The evolutionary highly conserved notch signaling pathway regulates cell-fate determination during development and maintains adult tissue homeostasis. Notch signaling is mediated by proteolysis. Regulation of the amount and timing of the notch signal is managed by posttranslational modifications to ligands and receptors and their trafficking.

The Notch receptors (NOTCH, dark green) are single-pass type I transmembrane heterodimer proteins. They encompass a functional extracellular truncation (NEXT), transmembrane (TM), and intracellular (NICD) domain. The Notch receptor is activated by binding to a ligand presented by a neighboring cell. Maturation of Notch happens in the ER and Golgi.
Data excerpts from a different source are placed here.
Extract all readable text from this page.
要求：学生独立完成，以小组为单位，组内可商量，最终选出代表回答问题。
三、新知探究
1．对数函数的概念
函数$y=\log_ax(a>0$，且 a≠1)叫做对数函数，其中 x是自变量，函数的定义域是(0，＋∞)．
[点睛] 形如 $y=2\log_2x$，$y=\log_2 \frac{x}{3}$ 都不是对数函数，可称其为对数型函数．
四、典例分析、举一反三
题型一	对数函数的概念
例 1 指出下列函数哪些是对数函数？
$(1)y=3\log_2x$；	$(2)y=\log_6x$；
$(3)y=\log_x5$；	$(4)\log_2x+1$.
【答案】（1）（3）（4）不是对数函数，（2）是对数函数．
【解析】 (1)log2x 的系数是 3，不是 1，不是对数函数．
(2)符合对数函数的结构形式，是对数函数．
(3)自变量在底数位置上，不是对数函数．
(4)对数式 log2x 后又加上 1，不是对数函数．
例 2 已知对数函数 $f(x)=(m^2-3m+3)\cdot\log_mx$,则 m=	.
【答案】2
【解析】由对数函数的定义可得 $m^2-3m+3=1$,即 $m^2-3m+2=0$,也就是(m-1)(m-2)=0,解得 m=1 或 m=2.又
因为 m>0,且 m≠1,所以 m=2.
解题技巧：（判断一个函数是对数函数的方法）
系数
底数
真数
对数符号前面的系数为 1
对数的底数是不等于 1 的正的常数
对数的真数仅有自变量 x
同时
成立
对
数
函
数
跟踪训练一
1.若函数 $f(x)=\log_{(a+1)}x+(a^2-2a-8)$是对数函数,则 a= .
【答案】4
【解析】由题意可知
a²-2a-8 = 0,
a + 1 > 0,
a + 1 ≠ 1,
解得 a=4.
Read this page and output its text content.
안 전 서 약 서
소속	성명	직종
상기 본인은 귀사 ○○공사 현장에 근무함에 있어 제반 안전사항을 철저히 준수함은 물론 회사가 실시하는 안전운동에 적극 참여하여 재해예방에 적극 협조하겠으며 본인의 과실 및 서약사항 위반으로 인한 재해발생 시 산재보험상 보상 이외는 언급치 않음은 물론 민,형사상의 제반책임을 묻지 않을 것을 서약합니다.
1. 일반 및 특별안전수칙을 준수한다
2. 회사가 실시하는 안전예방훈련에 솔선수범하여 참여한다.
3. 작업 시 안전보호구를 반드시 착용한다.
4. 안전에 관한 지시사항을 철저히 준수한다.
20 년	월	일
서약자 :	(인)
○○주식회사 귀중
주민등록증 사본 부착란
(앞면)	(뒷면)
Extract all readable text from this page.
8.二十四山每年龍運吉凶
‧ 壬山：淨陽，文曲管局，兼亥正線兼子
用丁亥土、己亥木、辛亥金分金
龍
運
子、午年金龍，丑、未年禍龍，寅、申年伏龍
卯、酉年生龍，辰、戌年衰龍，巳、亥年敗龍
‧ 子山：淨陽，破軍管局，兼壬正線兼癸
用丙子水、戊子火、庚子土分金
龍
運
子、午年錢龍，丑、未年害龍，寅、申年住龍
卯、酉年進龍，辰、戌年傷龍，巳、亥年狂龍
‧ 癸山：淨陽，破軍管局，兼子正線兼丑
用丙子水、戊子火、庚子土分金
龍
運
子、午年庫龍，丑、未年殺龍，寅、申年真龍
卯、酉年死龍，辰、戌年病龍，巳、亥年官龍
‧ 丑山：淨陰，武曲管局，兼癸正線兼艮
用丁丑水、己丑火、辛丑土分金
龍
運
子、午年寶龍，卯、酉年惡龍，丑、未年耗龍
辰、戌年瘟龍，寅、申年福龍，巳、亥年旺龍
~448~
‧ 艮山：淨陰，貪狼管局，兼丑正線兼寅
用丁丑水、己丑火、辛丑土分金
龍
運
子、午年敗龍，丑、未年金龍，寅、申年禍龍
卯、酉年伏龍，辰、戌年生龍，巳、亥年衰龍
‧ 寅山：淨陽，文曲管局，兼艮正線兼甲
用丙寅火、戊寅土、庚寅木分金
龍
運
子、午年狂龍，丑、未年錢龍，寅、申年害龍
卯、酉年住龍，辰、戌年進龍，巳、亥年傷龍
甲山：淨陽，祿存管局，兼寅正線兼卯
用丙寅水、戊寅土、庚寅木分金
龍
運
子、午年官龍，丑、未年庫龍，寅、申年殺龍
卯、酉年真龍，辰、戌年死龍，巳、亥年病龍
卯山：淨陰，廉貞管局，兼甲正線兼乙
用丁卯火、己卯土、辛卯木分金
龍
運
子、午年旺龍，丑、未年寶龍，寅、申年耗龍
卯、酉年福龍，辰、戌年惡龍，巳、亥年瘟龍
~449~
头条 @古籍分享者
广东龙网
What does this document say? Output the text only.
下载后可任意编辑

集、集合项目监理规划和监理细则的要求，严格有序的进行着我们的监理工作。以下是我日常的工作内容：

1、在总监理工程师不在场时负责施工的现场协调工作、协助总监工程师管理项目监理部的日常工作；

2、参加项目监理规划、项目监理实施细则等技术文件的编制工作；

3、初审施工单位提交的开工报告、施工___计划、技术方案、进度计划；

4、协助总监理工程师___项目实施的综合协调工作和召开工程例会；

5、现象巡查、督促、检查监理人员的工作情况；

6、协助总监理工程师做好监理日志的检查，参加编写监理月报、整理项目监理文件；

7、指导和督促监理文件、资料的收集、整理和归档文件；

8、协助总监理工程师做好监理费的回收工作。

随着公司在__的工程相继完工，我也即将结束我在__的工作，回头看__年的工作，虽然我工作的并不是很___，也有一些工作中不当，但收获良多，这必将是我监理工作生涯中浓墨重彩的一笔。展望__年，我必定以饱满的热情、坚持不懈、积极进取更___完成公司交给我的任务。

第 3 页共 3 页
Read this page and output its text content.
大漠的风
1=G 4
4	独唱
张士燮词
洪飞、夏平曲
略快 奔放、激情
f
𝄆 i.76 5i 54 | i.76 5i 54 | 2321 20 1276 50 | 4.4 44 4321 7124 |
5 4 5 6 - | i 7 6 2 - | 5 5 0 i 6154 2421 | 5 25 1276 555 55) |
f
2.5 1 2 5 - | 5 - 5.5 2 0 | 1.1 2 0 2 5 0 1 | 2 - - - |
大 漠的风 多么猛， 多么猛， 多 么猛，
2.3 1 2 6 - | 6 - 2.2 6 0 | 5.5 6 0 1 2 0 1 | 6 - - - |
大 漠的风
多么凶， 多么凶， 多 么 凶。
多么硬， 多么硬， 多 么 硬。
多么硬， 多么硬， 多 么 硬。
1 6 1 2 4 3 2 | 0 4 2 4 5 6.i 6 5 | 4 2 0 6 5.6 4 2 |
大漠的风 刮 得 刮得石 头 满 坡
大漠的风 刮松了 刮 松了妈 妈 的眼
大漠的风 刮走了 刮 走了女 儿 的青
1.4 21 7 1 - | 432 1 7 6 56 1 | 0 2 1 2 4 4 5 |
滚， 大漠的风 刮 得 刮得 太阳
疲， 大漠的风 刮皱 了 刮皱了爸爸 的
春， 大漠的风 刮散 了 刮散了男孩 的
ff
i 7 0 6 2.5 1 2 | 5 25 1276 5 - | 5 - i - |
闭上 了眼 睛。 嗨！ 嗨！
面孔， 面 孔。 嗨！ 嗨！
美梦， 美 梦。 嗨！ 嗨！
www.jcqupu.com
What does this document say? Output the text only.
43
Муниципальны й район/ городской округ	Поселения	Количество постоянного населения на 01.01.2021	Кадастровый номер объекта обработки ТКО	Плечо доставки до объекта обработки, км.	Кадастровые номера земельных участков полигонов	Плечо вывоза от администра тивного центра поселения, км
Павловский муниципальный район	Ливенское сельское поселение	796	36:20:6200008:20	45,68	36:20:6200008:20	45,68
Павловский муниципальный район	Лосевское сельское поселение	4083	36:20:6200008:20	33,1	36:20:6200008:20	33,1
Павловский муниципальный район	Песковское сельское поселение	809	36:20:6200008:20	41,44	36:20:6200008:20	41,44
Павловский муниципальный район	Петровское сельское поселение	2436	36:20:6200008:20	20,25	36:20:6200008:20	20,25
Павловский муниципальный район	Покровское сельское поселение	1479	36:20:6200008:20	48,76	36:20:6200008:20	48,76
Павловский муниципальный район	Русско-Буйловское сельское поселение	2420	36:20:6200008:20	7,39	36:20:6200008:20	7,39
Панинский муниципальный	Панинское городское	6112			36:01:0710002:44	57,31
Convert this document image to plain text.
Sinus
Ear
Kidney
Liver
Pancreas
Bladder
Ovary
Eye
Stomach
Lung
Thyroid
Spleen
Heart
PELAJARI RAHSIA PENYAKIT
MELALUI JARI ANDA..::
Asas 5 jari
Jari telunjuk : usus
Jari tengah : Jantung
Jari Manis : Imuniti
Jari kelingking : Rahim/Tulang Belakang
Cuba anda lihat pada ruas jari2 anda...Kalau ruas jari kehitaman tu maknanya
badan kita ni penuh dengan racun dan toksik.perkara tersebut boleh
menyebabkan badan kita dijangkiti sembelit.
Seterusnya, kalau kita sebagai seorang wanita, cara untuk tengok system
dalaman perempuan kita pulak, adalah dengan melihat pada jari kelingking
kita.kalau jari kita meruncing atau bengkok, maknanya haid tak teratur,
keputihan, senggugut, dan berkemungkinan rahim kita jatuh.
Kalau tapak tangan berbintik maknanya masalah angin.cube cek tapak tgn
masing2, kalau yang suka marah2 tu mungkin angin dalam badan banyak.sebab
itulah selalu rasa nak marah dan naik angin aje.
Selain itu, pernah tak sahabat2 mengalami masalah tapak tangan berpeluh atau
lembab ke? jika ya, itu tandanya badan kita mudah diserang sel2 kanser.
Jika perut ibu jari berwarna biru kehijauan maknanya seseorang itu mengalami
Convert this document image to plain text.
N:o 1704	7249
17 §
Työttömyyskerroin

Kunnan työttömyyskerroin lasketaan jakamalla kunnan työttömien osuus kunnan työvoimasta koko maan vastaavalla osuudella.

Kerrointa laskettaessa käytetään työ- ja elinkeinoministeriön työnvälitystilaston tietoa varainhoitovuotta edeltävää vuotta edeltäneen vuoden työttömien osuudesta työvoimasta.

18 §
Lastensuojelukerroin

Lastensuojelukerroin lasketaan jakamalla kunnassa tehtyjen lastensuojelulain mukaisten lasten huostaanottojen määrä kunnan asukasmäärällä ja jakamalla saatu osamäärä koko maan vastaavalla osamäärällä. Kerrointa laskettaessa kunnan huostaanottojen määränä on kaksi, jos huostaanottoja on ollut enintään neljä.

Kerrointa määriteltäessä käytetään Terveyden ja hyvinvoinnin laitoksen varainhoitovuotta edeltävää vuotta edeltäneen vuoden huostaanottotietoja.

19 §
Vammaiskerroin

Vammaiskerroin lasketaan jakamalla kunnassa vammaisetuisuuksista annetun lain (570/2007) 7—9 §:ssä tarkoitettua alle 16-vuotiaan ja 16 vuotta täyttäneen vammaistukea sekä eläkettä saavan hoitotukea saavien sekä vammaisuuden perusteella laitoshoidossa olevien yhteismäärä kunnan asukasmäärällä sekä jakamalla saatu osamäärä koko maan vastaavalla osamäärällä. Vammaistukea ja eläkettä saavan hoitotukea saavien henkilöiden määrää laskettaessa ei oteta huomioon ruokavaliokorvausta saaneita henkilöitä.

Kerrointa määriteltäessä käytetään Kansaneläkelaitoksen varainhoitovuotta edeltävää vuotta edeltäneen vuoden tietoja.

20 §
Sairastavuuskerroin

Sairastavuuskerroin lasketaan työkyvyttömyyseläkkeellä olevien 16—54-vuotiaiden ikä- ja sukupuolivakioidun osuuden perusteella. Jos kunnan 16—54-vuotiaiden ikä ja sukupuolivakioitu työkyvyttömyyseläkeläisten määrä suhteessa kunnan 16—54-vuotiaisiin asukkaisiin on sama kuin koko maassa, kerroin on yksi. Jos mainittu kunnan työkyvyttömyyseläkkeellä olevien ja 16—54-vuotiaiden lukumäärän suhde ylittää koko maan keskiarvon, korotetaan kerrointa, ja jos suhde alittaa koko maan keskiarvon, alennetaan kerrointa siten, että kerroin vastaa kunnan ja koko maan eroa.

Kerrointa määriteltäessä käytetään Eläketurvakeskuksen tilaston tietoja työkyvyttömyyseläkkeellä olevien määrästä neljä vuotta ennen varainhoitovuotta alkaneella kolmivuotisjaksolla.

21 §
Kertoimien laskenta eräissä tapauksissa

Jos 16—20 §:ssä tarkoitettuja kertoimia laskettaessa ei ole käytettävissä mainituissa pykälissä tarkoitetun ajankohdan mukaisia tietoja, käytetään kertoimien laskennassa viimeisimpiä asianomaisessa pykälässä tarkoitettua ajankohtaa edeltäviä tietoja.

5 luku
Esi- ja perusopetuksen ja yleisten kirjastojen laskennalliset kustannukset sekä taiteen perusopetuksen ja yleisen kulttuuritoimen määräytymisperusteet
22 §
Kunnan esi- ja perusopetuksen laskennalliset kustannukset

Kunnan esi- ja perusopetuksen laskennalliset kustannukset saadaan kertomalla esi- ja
Protein fucosylation is essential for the functional receptor and occurs via the chaperone O-fut1 (O-Fut1, red triangle, ER). Different patterns of fucose on Notch change the aptitude of specific ligands to activate Notch. Fucose extension is performed by Fringe (red triangle, Golgi). Upon proteolytic cleavage by Furin (red triangle, Golg) at site 1 (S1) Notch is transported to the cell surface.

Delta and Jagged (yellow) are the major classes of Notch ligands (yellow). They are type I transmembrane proteins and are ubiquitinated by Neur and Mib (E3 ubiquitin ligases, red), triggering Epsin (green) mediated endocytosis. Modification of the Notch ligands induces recycling of the ligand to the cell surface in a Rab11 (red triangle) dependent process. Fruitful receptor-ligand interactions depend on the glycosylation state of Notch. Ligand endocytosis is thought to produce partial or complete domain dissociation, thereby exposing Notch to cleavage at site S2 by ADAM metalloproteases (red). Upon cleavage, the Notch extracellular domain is trans-endocytosed into the signal-sending cell (neighboring cell). The membrane-anchored NEXT fragment is recognized by Nicastrin (NCT, red triangle), which transfers NEXT to the active site of γ-secretase (red triangle). γ-secretase is an enzymatic complex composed of presenilin (PS), NCT, PEN2, and APH1. γ-secretase cleaves the Notch transmembrane domain sequentially starting near the cytosolic surface (sites S3 and S4) to release the Notch intracellular domain (NICD) and Nβ peptides, respectively.

NICD enters the nucleus to facilitate transcription. NICD binding to the DNA-binding protein CSL triggers an allosteric change that facilitates the displacement of transcriptional repressors. The NICD/CSL interface is recognized by Mastermind (MAM, light blue), and this complex recruits Co-activators (Co-A, yellow) like histone acetylases (HATs), to assemble an active transcription complex on target promoters. When NICD is not present, CSL associates with ubiquitous Co-repressor proteins (Co-R, orange) and histone deacetylases (HDACs) to block transcription of target genes.